Type help() for help on available commands
wls:/offline>
    To connect to the Administration Server t3s service:
    connect('weblogic','<password>','t3s://accessdomain-adminserverssl:7002')
    The output will look similar to the following:
    Connecting to t3s://accessdomain-adminserverssl:7002 with userid weblogic ...
<<DATE>> <Info> <Security> <BEA-090905> <Disabling the CryptoJ JCE Provider self-integrity check for better startup performance. To enable this check, specify -Dweblogic.security.allowCryptoJDefaultJCEVerification=true.>
<<DATE>> <Info> <Security> <BEA-090906> <Changing the default Random Number Generator in RSA CryptoJ from ECDRBG128 to HMACDRBG. To disable this change, specify -Dweblogic.security.allowCryptoJDefaultPRNG=true.>
<<DATE>> <Info> <Security> <BEA-090909> <Using the configured custom SSL Hostname Verifier implementation: weblogic.security.utils.SSLWLSHostnameVerifier$NullHostnameVerifier.>
Successfully connected to Admin Server "AdminServer" that belongs to domain "accessdomain".

wls:/accessdomain/serverConfig/>
    To connect to the OAM Managed Server t3s service:
    connect('weblogic','<password>','t3s://accessdomain-oamcluster-ssl:14101')
    The output will look similar to the following:
    Connecting to t3s://accessdomain-oamcluster-ssl:14101 with userid weblogic ...
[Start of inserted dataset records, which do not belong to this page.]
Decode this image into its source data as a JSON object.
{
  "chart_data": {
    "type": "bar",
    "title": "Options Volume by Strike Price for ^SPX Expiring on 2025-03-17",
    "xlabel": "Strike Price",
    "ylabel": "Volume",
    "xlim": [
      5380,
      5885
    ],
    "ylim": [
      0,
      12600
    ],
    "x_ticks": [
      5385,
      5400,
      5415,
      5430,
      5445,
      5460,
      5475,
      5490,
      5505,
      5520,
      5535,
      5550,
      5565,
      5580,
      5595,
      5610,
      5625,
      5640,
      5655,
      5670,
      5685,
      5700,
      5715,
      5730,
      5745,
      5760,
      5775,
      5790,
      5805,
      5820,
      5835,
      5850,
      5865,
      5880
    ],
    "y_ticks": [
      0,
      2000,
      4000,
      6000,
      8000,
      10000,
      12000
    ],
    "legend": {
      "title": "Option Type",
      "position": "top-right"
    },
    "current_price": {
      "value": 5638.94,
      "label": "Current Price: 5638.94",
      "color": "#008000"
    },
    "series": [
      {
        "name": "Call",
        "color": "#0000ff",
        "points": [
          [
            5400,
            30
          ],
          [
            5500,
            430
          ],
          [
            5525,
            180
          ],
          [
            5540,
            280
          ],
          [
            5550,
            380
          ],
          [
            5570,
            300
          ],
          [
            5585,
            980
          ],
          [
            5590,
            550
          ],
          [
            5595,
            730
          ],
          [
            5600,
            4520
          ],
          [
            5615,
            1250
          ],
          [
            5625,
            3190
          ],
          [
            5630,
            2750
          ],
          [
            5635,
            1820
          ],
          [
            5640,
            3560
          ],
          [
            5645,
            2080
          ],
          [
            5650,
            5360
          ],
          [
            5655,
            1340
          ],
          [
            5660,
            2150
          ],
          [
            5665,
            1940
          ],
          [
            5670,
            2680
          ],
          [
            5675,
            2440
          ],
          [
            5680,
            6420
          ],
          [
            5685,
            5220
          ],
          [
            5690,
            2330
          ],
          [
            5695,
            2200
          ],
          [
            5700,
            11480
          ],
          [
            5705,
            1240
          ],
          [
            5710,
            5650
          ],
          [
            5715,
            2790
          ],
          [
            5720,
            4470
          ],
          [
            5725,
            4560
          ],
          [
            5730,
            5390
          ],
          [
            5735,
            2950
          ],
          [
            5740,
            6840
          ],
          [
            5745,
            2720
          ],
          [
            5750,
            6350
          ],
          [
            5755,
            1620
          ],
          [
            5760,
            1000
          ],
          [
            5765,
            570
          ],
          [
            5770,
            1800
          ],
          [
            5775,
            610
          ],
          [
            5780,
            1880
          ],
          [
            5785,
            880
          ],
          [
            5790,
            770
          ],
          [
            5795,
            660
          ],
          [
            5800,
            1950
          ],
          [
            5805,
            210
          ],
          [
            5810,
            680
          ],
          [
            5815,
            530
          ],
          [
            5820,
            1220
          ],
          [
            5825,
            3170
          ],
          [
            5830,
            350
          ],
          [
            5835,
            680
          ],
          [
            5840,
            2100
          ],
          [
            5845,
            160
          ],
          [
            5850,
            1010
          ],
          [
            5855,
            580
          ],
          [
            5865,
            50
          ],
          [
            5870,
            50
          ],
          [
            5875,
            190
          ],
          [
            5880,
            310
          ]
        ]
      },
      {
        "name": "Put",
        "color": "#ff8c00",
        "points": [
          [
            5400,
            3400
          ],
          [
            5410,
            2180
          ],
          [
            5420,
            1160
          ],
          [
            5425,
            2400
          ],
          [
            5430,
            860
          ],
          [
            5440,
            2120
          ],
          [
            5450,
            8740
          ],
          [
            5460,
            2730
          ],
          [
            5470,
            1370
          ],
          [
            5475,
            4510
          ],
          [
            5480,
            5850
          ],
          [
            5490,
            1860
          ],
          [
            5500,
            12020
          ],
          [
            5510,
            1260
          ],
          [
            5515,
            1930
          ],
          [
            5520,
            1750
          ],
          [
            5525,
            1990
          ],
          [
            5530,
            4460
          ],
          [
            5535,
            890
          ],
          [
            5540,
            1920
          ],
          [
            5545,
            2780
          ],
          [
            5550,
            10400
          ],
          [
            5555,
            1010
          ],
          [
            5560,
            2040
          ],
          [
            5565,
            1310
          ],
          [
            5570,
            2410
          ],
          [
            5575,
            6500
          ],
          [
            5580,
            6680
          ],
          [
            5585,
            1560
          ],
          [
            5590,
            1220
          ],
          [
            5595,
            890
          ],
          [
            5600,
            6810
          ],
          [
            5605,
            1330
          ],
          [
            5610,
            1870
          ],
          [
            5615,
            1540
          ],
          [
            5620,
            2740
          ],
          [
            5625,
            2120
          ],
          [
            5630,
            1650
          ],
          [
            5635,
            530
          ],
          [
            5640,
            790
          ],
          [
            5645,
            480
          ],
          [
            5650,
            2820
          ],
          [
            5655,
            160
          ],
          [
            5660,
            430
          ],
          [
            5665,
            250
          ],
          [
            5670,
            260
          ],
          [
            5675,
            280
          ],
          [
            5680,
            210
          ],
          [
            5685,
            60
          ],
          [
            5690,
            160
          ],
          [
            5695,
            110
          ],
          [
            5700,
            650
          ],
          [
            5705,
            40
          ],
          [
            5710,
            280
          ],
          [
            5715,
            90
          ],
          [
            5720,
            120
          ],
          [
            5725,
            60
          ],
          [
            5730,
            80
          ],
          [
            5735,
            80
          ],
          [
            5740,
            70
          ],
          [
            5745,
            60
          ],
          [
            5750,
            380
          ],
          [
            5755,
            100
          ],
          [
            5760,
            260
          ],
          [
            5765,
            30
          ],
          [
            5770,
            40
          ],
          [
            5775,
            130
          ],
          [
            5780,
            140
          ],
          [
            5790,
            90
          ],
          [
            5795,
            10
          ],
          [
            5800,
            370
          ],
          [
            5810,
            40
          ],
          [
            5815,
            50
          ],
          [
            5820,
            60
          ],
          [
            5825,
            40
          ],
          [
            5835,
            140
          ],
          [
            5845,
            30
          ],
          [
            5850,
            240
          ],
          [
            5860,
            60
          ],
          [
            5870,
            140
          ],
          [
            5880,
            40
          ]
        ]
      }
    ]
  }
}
<<DATE>> <Info> <Security> <BEA-090905> <Disabling the CryptoJ JCE Provider self-integrity check for better startup performance. To enable this check, specify -Dweblogic.security.allowCryptoJDefaultJCEVerification=true.>
<<DATE>> <Info> <Security> <BEA-090906> <Changing the default Random Number Generator in RSA CryptoJ from ECDRBG128 to HMACDRBG. To disable this change, specify -Dweblogic.security.allowCryptoJDefaultPRNG=true.>
<<DATE>> <Info> <Security> <BEA-090909> <Using the configured custom SSL Hostname Verifier implementation: weblogic.security.utils.SSLWLSHostnameVerifier$NullHostnameVerifier.>
Successfully connected to managed Server "oam_server1" that belongs to domain "accessdomain".